Mistress Anne has sometimes been confounded with the Countess of Carlisle, who was distinguished as an engraver of the works of Salvator Rosa, etc.

Carpenter, Margaret Sarah. The largest gold medal and other honors from the Society of Arts, London. Born at Salisbury, England. 1793-1872. Pupil of a local artist in Salisbury when quite young. Lord Radnor's attention was called to her talent, and he permitted her to copy in the gallery of Longford Castle, and advised her sending her pictures to London, and later to go there herself. She made an immediate success as a portrait painter, and from 1814 during fifty-two years her pictures were annually exhibited at the Academy with a few rare exceptions.

Her family name was Geddis; her husband was Keeper of the Prints and Drawings in the British Museum more than twenty years, and after his death his wife received a pension of £ 100 a year in recognition of his services.
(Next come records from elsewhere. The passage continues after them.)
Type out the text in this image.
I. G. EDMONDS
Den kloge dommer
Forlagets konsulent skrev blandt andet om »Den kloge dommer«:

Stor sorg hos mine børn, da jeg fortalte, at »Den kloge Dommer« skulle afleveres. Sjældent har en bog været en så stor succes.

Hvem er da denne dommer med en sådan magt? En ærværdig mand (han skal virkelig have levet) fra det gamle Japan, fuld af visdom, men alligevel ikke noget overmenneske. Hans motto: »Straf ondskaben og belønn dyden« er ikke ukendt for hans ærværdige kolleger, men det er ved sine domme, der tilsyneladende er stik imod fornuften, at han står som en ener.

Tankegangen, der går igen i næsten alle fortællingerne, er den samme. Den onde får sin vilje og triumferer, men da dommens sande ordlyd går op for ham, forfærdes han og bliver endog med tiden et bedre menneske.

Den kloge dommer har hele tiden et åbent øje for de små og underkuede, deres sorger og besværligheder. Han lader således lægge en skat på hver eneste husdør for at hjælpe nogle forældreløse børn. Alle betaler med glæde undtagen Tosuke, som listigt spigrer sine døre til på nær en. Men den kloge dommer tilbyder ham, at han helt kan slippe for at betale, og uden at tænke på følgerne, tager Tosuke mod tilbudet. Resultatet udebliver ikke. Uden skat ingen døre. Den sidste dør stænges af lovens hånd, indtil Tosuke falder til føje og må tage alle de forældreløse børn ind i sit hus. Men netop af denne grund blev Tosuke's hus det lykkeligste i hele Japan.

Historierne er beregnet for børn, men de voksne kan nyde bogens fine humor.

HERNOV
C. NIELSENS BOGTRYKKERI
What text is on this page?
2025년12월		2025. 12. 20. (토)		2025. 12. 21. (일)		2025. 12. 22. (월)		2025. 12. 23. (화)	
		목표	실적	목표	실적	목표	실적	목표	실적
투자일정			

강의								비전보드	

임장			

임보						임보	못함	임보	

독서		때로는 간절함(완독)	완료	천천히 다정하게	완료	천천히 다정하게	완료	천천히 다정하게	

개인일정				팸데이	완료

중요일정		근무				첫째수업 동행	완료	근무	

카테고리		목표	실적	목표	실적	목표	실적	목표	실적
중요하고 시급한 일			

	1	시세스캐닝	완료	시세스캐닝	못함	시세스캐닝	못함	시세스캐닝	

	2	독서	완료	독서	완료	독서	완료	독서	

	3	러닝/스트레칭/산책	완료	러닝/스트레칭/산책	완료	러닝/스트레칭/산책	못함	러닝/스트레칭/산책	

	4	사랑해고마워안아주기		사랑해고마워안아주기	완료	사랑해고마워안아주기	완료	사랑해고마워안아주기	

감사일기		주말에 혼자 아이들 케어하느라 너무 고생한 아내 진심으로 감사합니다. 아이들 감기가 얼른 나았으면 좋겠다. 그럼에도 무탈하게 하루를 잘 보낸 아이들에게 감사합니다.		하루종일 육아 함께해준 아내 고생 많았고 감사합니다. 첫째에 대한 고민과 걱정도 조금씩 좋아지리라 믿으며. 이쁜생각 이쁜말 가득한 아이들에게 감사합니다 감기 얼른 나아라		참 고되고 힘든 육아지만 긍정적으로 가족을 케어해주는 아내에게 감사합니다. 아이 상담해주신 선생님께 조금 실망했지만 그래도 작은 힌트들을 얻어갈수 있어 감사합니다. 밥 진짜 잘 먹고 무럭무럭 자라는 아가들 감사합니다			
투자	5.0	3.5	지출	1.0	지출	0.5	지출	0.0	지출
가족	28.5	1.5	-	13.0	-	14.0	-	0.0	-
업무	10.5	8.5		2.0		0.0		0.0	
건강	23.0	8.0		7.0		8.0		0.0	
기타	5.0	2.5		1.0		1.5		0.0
Her portraits were considered excellent as likenesses; her touch was firm, her color brilliant, and her works in oils and water-colors as well as her miniatures were much esteemed. Many of them were engraved. Her portrait of the sculptor Gibson is in the National Portrait Gallery, London. A life-size portrait of Anthony Stewart, miniature painter, called " Devotion," and the "Sisters," portraits of Mrs. Carpenter's daughters, with a picture of "Ockham Church," are at South Kensington.